Roads constructed without geologists and civil engineers will remain prone to landslides, says Manichandra


Imphal, July 23 2017: The inclusion of geologists and civil engineers while constructing roads and bridges as well as developing the inhabited areas will reduce the chances of landslides, said Sanoujam Manichandra, a scientist at the Seismological Observatory located at the MU Campus .

In an interview with The Sangai Express, Manichandra pointed out that in the earlier times, there have been instances of huge landslides and fissures on the road which originated from Kohima and reached Imphal via the National Highway and went further to Mizoram through the western side (Mao and Churachandpur) by hugging the foothills .

“Because of this, the National Highway route is littered with areas of loose soil even today.

During World War II, the British constructed the road as a wartime measure along the region’s hilly terrain for the movement of their troops and supplies and the people of Manipur started using as a National Highway later”, he explained .

He said, “This old roadway has been prone to landslides in the past and will remain so in the future.

In the other hilly districts also, areas where landslides have occurred already in the past are more likely to face it again.

Since people are not aware of earlier instances of landslides, they settle in these areas ignorant of the fact a landslide may occur at any moment.

So, relevant specialists like geologists and civil engineers must be included while preparing to build roads or bridges so as to ascertain the locations and sites where they can be safely built and to avoid potential and catastrophic landslides” .

He further added that due care must be taken as most areas in the hills are places where landslide has occurred in the past .

“To cut deep into the base of the hill while constructing National Highways or village roads is even more hazardous.

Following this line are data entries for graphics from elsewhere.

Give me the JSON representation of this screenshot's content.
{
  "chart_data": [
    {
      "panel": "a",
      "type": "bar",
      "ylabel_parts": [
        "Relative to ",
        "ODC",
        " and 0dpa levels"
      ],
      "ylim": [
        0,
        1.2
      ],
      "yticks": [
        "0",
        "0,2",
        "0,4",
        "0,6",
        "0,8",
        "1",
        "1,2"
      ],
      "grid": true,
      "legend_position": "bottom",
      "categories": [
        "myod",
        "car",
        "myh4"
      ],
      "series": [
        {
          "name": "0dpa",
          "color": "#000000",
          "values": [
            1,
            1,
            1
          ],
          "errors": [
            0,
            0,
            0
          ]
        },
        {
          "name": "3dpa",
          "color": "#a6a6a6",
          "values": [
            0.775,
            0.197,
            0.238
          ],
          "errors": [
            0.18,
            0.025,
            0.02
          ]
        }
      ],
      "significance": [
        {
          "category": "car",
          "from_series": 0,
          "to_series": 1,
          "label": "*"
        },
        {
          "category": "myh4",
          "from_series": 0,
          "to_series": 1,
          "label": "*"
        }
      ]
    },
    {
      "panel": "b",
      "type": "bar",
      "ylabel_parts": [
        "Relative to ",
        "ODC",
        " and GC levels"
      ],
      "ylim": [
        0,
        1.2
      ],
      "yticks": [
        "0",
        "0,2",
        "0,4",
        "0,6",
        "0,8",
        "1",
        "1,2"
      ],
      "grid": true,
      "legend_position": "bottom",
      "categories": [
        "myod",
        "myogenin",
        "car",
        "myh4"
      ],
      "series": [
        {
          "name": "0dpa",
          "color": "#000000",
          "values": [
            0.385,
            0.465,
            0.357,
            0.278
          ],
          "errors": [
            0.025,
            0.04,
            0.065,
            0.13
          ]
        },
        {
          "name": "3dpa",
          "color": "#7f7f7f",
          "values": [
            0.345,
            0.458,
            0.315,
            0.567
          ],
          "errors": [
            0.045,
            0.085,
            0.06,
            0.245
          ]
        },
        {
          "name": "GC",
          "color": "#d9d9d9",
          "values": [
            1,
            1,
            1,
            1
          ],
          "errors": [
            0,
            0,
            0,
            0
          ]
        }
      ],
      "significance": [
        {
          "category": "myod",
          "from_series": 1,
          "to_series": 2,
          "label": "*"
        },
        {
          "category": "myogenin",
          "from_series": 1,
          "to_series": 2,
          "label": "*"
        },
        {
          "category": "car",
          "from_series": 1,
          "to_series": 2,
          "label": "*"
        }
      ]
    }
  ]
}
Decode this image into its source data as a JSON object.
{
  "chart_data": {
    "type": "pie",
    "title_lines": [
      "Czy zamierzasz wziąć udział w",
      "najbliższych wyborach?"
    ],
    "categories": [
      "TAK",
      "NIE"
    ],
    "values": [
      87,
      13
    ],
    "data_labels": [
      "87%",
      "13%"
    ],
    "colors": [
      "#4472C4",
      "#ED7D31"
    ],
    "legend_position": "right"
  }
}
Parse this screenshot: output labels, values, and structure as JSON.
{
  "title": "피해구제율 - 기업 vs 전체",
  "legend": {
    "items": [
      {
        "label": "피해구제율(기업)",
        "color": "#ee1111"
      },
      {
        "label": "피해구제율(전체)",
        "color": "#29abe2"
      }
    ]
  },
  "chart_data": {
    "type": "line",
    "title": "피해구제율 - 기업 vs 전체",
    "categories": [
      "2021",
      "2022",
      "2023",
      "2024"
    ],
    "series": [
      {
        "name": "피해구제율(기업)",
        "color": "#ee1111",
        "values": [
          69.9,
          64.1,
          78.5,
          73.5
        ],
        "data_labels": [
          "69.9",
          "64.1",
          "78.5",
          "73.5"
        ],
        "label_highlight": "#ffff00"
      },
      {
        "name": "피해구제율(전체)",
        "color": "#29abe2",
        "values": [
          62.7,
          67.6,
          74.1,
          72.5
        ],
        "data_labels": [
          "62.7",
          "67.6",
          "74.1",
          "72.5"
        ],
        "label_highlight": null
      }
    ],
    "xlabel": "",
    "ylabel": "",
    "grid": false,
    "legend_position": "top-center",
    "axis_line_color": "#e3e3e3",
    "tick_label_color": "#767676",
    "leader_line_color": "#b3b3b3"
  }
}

Either while constructing roads and bridges or settling down in a new place, prior consultation must be had with the concerned experts as well as village chiefs and respective DCs.

It may be an oversight but the Seismological Observatory has never come across any kind of survey involving any geologist or civil engineer so far.

Besides, there are further causes of worry with the rise of temperature due to global warming, shifting cultivation, storing of water for fisheries and deforestation which all makes it easier for landslides to happen”, Manichandra warned .

He also said that the normal amount of rainfall in a year is about 1500 mm but it has already reached approximately 1300 mm till the month of July .

“That leaves only 200 mm for the rest of the year which is quite less and therefore there might be a possibility of drought as well”, he added .

Manichandra also said that he has submitted various papers to the State Government over the years to include geologists and civil engineers while constructing roads and bridges in the hills.

“Unfortunately, no action has been taken so far on the suggestions of the Seismological Observatory”, Manichandra stated .

Since Manipur lies in an earthquake prone zone, he asked the people to consult the experts while constructing their houses .

“As the Indian Plate dives under the Myanmar Plate, Manipur lies in the Seismic Zone V.Because of the fluctuation in the temperature, there has been immense changes on the earth’s crust which is rather unfortunate”, he said .

The Seismological Observatory is a project under Professor Arunkumar of the Earth Sciences Department of Manipur University .

A GPS Station has been positioned on a hilltop inside MU campus since the last 12 years and another is stationed at the Langthabal Khoupum hilltop since 2014, he also added.